Kisah Sepi yang Mengalir dan Mencerahkan Jiwa, Bisa Ditemukan di Pasar Alun-Alun. Seorang penjual kopi tua berusia 65 tahun itu memanggil anak muda itu agar datang ke kantongannya untuk mendapatkan pengalaman baru.
Banyak orang yang memiliki resep kopi sendiri, tapi siapa yang pernah mencoba menyajikan kopi dengan cara tradisional seperti di masa lalu? Dulu, kopi sebenarnya adalah minuman umum di kalangan pedagang kaki lima. Mereka menggunakan kopi untuk menghangatkan tubuh dan menguatkan energi.
Tapi, kini banyak orang yang tidak lagi menyadari kekayaan ini. Mereka hanya memilih membeli kopi yang sudah jadi di supermarket atau restoran. Sayangnya, dengan menunggu kopi siap terjual di tempat umum tersebut, rasa kopi pun menjadi tidak sama.
Kisah sepinya mencerahkan jiwa banyak orang. Dengan menyaksikan cara kerja penjual kopi tua itu, mereka belajar kembali tentang keindahan tradisional. Mereka juga menemukan bagaimana cara bekerja di pasar dengan hati yang tenang dan watak yang tulus.

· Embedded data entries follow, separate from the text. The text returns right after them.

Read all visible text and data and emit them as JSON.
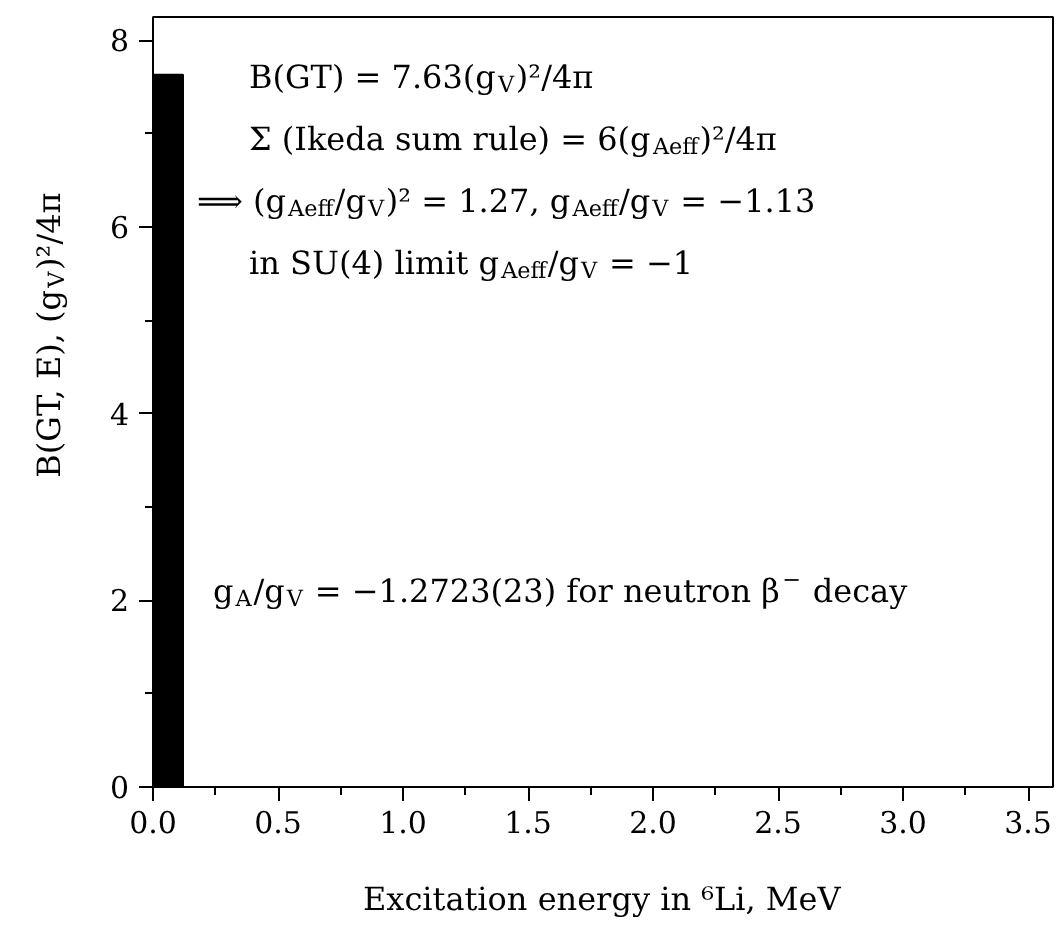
{
  "chart_data": {
    "type": "histogram",
    "bins": [
      0,
      0.12
    ],
    "values": [
      7.63
    ],
    "color": "#000000",
    "xlabel": "Excitation energy in ⁶Li, MeV",
    "ylabel": "B(GT, E), (g$_{V}$)²/4π",
    "xlim": [
      0,
      3.6
    ],
    "ylim": [
      0,
      8.25
    ],
    "xticks": [
      {
        "value": 0,
        "label": "0.0"
      },
      {
        "value": 0.25,
        "label": null
      },
      {
        "value": 0.5,
        "label": "0.5"
      },
      {
        "value": 0.75,
        "label": null
      },
      {
        "value": 1,
        "label": "1.0"
      },
      {
        "value": 1.25,
        "label": null
      },
      {
        "value": 1.5,
        "label": "1.5"
      },
      {
        "value": 1.75,
        "label": null
      },
      {
        "value": 2,
        "label": "2.0"
      },
      {
        "value": 2.25,
        "label": null
      },
      {
        "value": 2.5,
        "label": "2.5"
      },
      {
        "value": 2.75,
        "label": null
      },
      {
        "value": 3,
        "label": "3.0"
      },
      {
        "value": 3.25,
        "label": null
      },
      {
        "value": 3.5,
        "label": "3.5"
      }
    ],
    "yticks": [
      0,
      {
        "value": 1,
        "label": null
      },
      2,
      {
        "value": 3,
        "label": null
      },
      4,
      {
        "value": 5,
        "label": null
      },
      6,
      {
        "value": 7,
        "label": null
      },
      8
    ],
    "grid": false,
    "annotations": [
      "B(GT) = 7.63(g$_{V}$)²/4π",
      "Σ (Ikeda sum rule) = 6(g$_{Aeff}$)²/4π",
      "⟹ (g$_{Aeff}$/g$_{V}$)² = 1.27, g$_{Aeff}$/g$_{V}$ = −1.13",
      "in SU(4) limit g$_{Aeff}$/g$_{V}$ = −1",
      "g$_{A}$/g$_{V}$ = −1.2723(23) for neutron β$^{−}$ decay"
    ]
  }
}
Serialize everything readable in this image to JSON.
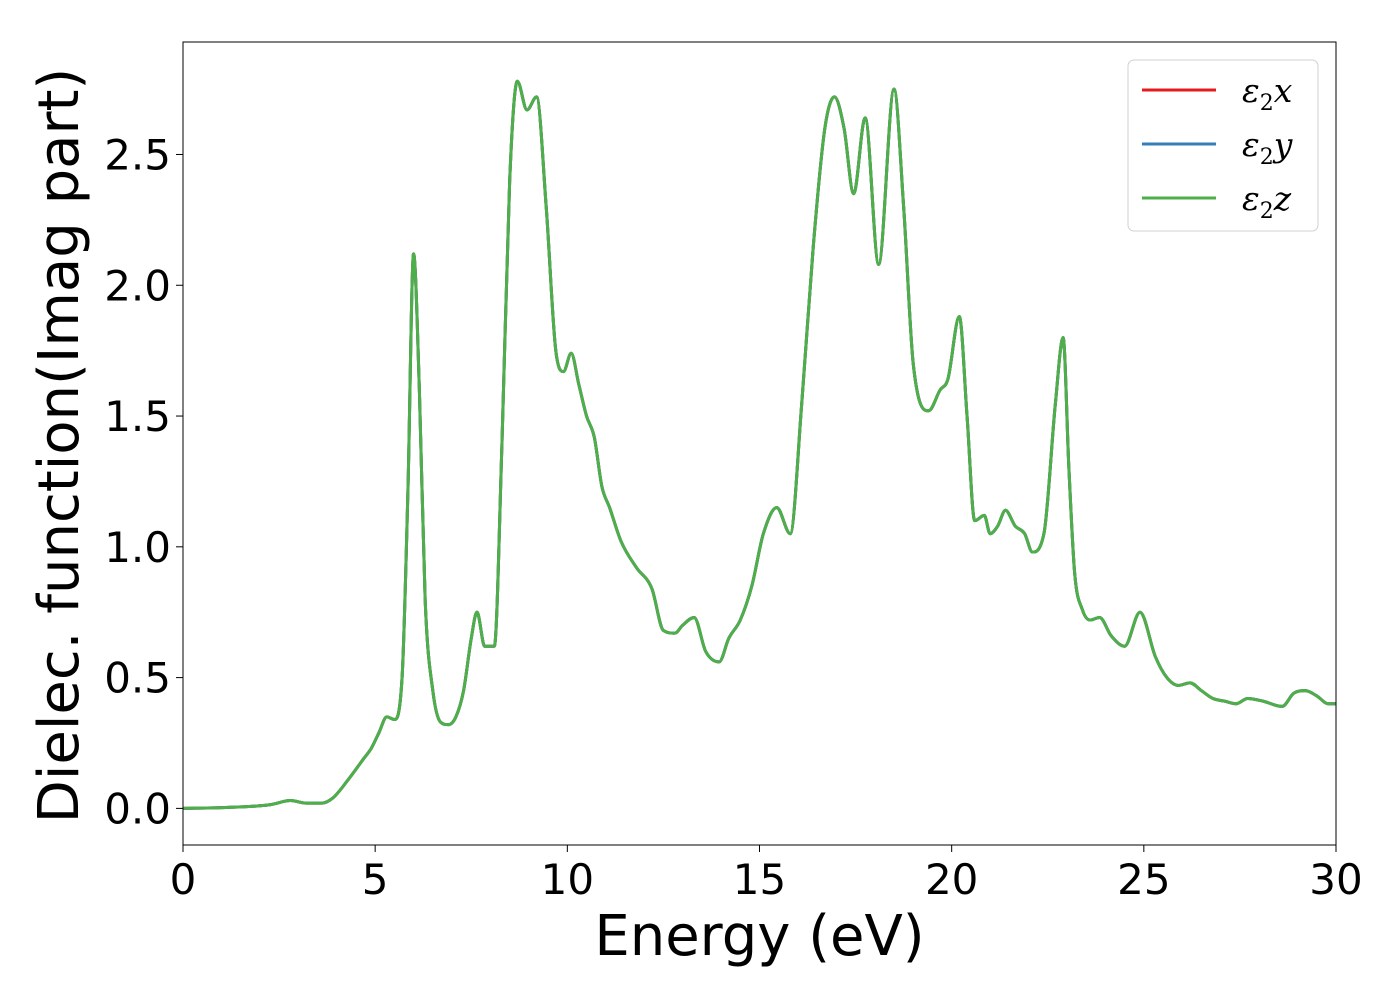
{
  "chart_data": {
    "type": "line",
    "xlabel": "Energy (eV)",
    "ylabel": "Dielec. function(Imag part)",
    "xlim": [
      0,
      30
    ],
    "ylim": [
      -0.14,
      2.93
    ],
    "xticks": [
      0,
      5,
      10,
      15,
      20,
      25,
      30
    ],
    "yticks": [
      0.0,
      0.5,
      1.0,
      1.5,
      2.0,
      2.5
    ],
    "xtick_labels": [
      "0",
      "5",
      "10",
      "15",
      "20",
      "25",
      "30"
    ],
    "ytick_labels": [
      "0.0",
      "0.5",
      "1.0",
      "1.5",
      "2.0",
      "2.5"
    ],
    "grid": false,
    "legend": {
      "placement": "top-right",
      "entries": [
        {
          "symbol": "ε",
          "sub": "2",
          "suffix": "x",
          "color": "#e41a1c"
        },
        {
          "symbol": "ε",
          "sub": "2",
          "suffix": "y",
          "color": "#377eb8"
        },
        {
          "symbol": "ε",
          "sub": "2",
          "suffix": "z",
          "color": "#4daf4a"
        }
      ]
    },
    "x": [
      0.0,
      1.0,
      2.0,
      2.3,
      2.8,
      3.2,
      3.6,
      3.9,
      4.3,
      4.7,
      4.9,
      5.1,
      5.3,
      5.5,
      5.7,
      5.85,
      6.0,
      6.15,
      6.3,
      6.5,
      6.7,
      6.9,
      7.1,
      7.3,
      7.5,
      7.65,
      7.85,
      8.1,
      8.3,
      8.5,
      8.7,
      8.95,
      9.2,
      9.45,
      9.7,
      9.9,
      10.1,
      10.3,
      10.5,
      10.7,
      10.9,
      11.1,
      11.4,
      11.8,
      12.2,
      12.5,
      12.8,
      13.0,
      13.3,
      13.6,
      13.95,
      14.2,
      14.5,
      14.8,
      15.1,
      15.45,
      15.8,
      16.1,
      16.4,
      16.7,
      16.95,
      17.2,
      17.45,
      17.75,
      18.1,
      18.5,
      18.75,
      19.0,
      19.4,
      19.7,
      19.9,
      20.2,
      20.4,
      20.6,
      20.85,
      21.0,
      21.2,
      21.4,
      21.65,
      21.9,
      22.1,
      22.4,
      22.7,
      22.9,
      23.05,
      23.2,
      23.4,
      23.6,
      23.85,
      24.15,
      24.5,
      24.9,
      25.3,
      25.6,
      25.9,
      26.2,
      26.5,
      26.8,
      27.1,
      27.4,
      27.7,
      28.1,
      28.6,
      28.9,
      29.2,
      29.5,
      29.8,
      30.0
    ],
    "series": [
      {
        "name": "ε2x",
        "color": "#e41a1c",
        "values": [
          0.0,
          0.003,
          0.01,
          0.015,
          0.03,
          0.02,
          0.02,
          0.04,
          0.11,
          0.19,
          0.23,
          0.29,
          0.35,
          0.34,
          0.5,
          1.2,
          2.12,
          1.6,
          0.8,
          0.45,
          0.33,
          0.32,
          0.35,
          0.45,
          0.65,
          0.75,
          0.62,
          0.62,
          1.4,
          2.4,
          2.78,
          2.67,
          2.72,
          2.3,
          1.75,
          1.67,
          1.74,
          1.62,
          1.5,
          1.42,
          1.23,
          1.15,
          1.02,
          0.92,
          0.84,
          0.68,
          0.67,
          0.7,
          0.73,
          0.6,
          0.56,
          0.65,
          0.72,
          0.85,
          1.05,
          1.15,
          1.05,
          1.55,
          2.15,
          2.6,
          2.72,
          2.6,
          2.35,
          2.64,
          2.08,
          2.75,
          2.3,
          1.7,
          1.52,
          1.6,
          1.64,
          1.88,
          1.5,
          1.1,
          1.12,
          1.05,
          1.08,
          1.14,
          1.08,
          1.05,
          0.98,
          1.05,
          1.55,
          1.8,
          1.3,
          0.9,
          0.76,
          0.72,
          0.73,
          0.66,
          0.62,
          0.75,
          0.58,
          0.5,
          0.47,
          0.48,
          0.45,
          0.42,
          0.41,
          0.4,
          0.42,
          0.41,
          0.39,
          0.44,
          0.45,
          0.43,
          0.4,
          0.4
        ]
      },
      {
        "name": "ε2y",
        "color": "#377eb8",
        "values": [
          0.0,
          0.003,
          0.01,
          0.015,
          0.03,
          0.02,
          0.02,
          0.04,
          0.11,
          0.19,
          0.23,
          0.29,
          0.35,
          0.34,
          0.5,
          1.2,
          2.12,
          1.6,
          0.8,
          0.45,
          0.33,
          0.32,
          0.35,
          0.45,
          0.65,
          0.75,
          0.62,
          0.62,
          1.4,
          2.4,
          2.78,
          2.67,
          2.72,
          2.3,
          1.75,
          1.67,
          1.74,
          1.62,
          1.5,
          1.42,
          1.23,
          1.15,
          1.02,
          0.92,
          0.84,
          0.68,
          0.67,
          0.7,
          0.73,
          0.6,
          0.56,
          0.65,
          0.72,
          0.85,
          1.05,
          1.15,
          1.05,
          1.55,
          2.15,
          2.6,
          2.72,
          2.6,
          2.35,
          2.64,
          2.08,
          2.75,
          2.3,
          1.7,
          1.52,
          1.6,
          1.64,
          1.88,
          1.5,
          1.1,
          1.12,
          1.05,
          1.08,
          1.14,
          1.08,
          1.05,
          0.98,
          1.05,
          1.55,
          1.8,
          1.3,
          0.9,
          0.76,
          0.72,
          0.73,
          0.66,
          0.62,
          0.75,
          0.58,
          0.5,
          0.47,
          0.48,
          0.45,
          0.42,
          0.41,
          0.4,
          0.42,
          0.41,
          0.39,
          0.44,
          0.45,
          0.43,
          0.4,
          0.4
        ]
      },
      {
        "name": "ε2z",
        "color": "#4daf4a",
        "values": [
          0.0,
          0.003,
          0.01,
          0.015,
          0.03,
          0.02,
          0.02,
          0.04,
          0.11,
          0.19,
          0.23,
          0.29,
          0.35,
          0.34,
          0.5,
          1.2,
          2.12,
          1.6,
          0.8,
          0.45,
          0.33,
          0.32,
          0.35,
          0.45,
          0.65,
          0.75,
          0.62,
          0.62,
          1.4,
          2.4,
          2.78,
          2.67,
          2.72,
          2.3,
          1.75,
          1.67,
          1.74,
          1.62,
          1.5,
          1.42,
          1.23,
          1.15,
          1.02,
          0.92,
          0.84,
          0.68,
          0.67,
          0.7,
          0.73,
          0.6,
          0.56,
          0.65,
          0.72,
          0.85,
          1.05,
          1.15,
          1.05,
          1.55,
          2.15,
          2.6,
          2.72,
          2.6,
          2.35,
          2.64,
          2.08,
          2.75,
          2.3,
          1.7,
          1.52,
          1.6,
          1.64,
          1.88,
          1.5,
          1.1,
          1.12,
          1.05,
          1.08,
          1.14,
          1.08,
          1.05,
          0.98,
          1.05,
          1.55,
          1.8,
          1.3,
          0.9,
          0.76,
          0.72,
          0.73,
          0.66,
          0.62,
          0.75,
          0.58,
          0.5,
          0.47,
          0.48,
          0.45,
          0.42,
          0.41,
          0.4,
          0.42,
          0.41,
          0.39,
          0.44,
          0.45,
          0.43,
          0.4,
          0.4
        ]
      }
    ]
  }
}
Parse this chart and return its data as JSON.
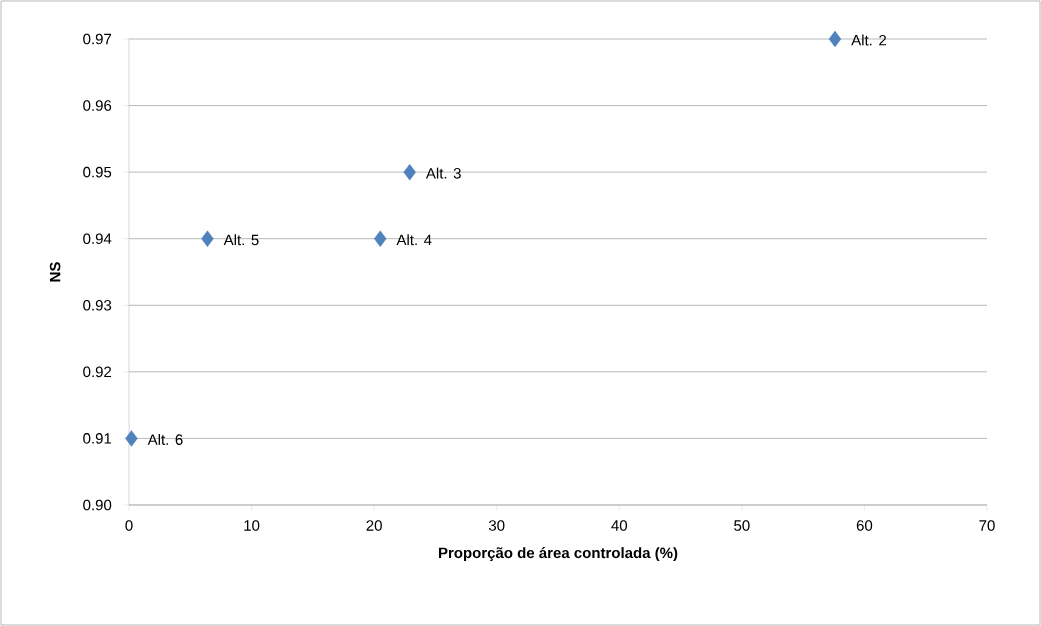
{
  "chart_data": {
    "type": "scatter",
    "xlabel": "Proporção de área controlada (%)",
    "ylabel": "NS",
    "x": [
      57.6,
      22.9,
      20.5,
      6.4,
      0.2
    ],
    "series": [
      {
        "color": "#4f81bd",
        "values": [
          0.97,
          0.95,
          0.94,
          0.94,
          0.91
        ]
      }
    ],
    "annotations": [
      {
        "text": "Alt. 2",
        "x": 57.6,
        "y": 0.97
      },
      {
        "text": "Alt. 3",
        "x": 22.9,
        "y": 0.95
      },
      {
        "text": "Alt. 4",
        "x": 20.5,
        "y": 0.94
      },
      {
        "text": "Alt. 5",
        "x": 6.4,
        "y": 0.94
      },
      {
        "text": "Alt. 6",
        "x": 0.2,
        "y": 0.91
      }
    ],
    "xlim": [
      0,
      70
    ],
    "ylim": [
      0.9,
      0.97
    ],
    "xticks": [
      0,
      10,
      20,
      30,
      40,
      50,
      60,
      70
    ],
    "yticks": [
      {
        "value": 0.9,
        "label": "0.90"
      },
      0.91,
      0.92,
      0.93,
      0.94,
      0.95,
      0.96,
      0.97
    ],
    "grid": "y",
    "marker": "diamond"
  }
}
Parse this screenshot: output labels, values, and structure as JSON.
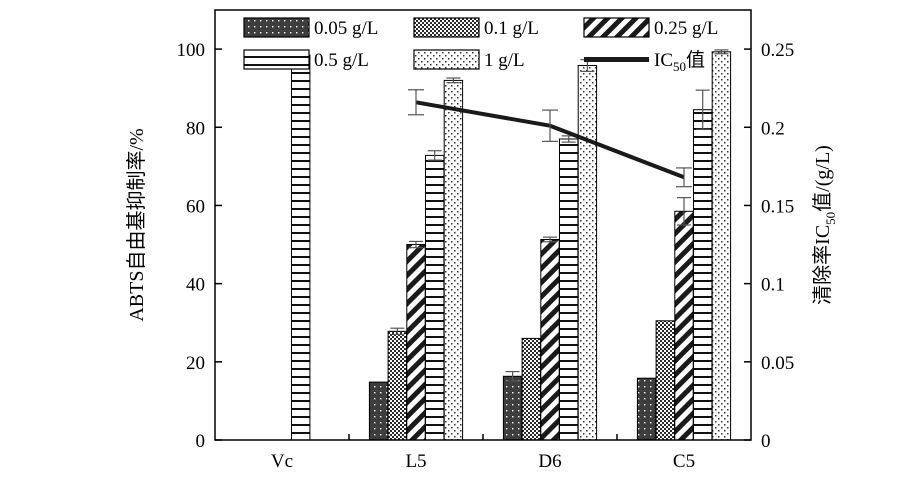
{
  "chart_data": {
    "type": "bar",
    "categories": [
      "Vc",
      "L5",
      "D6",
      "C5"
    ],
    "ylabel_left": "ABTS自由基抑制率/%",
    "ylabel_right": "清除率IC50值/(g/L)",
    "ylabel_right_parts": {
      "before": "清除率IC",
      "sub": "50",
      "after": "值/(g/L)"
    },
    "ylim_left": [
      0,
      110
    ],
    "ylim_right": [
      0,
      0.275
    ],
    "yticks_left": [
      0,
      20,
      40,
      60,
      80,
      100
    ],
    "yticks_right": [
      0,
      0.05,
      0.1,
      0.15,
      0.2,
      0.25
    ],
    "yticks_right_labels": [
      "0",
      "0.05",
      "0.1",
      "0.15",
      "0.2",
      "0.25"
    ],
    "series": [
      {
        "name": "0.05 g/L",
        "pattern": "dark-dots",
        "values": [
          null,
          14.8,
          16.3,
          15.8
        ],
        "errors": [
          null,
          0,
          1.2,
          0
        ]
      },
      {
        "name": "0.1 g/L",
        "pattern": "dots-dense",
        "values": [
          null,
          27.8,
          26.0,
          30.5
        ],
        "errors": [
          null,
          0.8,
          0,
          0
        ]
      },
      {
        "name": "0.25 g/L",
        "pattern": "diagonal",
        "values": [
          null,
          50.0,
          51.3,
          58.5
        ],
        "errors": [
          null,
          0.8,
          0.6,
          3.5
        ]
      },
      {
        "name": "0.5 g/L",
        "pattern": "horizontal",
        "values": [
          98.5,
          72.8,
          77.0,
          84.5
        ],
        "errors": [
          1.2,
          1.2,
          0.8,
          5.0
        ]
      },
      {
        "name": "1 g/L",
        "pattern": "sparse-dots",
        "values": [
          null,
          92.0,
          95.8,
          99.3
        ],
        "errors": [
          null,
          0.6,
          1.5,
          0.5
        ]
      }
    ],
    "line_series": {
      "name": "IC50值",
      "name_parts": {
        "before": "IC",
        "sub": "50",
        "after": "值"
      },
      "values": [
        null,
        0.216,
        0.201,
        0.168
      ],
      "errors": [
        null,
        0.008,
        0.01,
        0.006
      ]
    },
    "colors": {
      "bar_dark": "#3d3d3d",
      "line": "#1a1a1a",
      "stroke": "#000000"
    }
  }
}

Jadi, berapa lagi orang kita yang bisa mengalirkan perasaan lelah dan bebaliknya?
Banyak orang yang memiliki resep kopi sendiri, tapi siapa yang pernah mencoba menyajikan kopi dengan cara tradisional seperti di masa lalu? Dulu, kopi sebenarnya adalah minuman umum di kalangan pedagang kaki lima. Mereka menggunakan kopi untuk menghangatkan tubuh dan menguatkan energi.
Tapi, kini banyak orang yang tidak lagi menyadari kekayaan ini. Mereka hanya memilih membeli kopi yang sudah jadi di supermarket atau restoran. Sayangnya, dengan menunggu kopi siap terjual di tempat umum tersebut, rasa kopi pun menjadi tidak sama.
Kisah sepinya mencerahkan jiwa banyak orang. Dengan menyaksikan cara kerja penjual kopi tua itu, mereka belajar kembali tentang keindahan tradisional. Mereka juga menemukan bagaimana cara bekerja di pasar dengan hati yang tenang dan watak yang tulus.
Jadi, berapa lagi orang kita yang bisa mengalirkan perasaan lelah dan bebaliknya?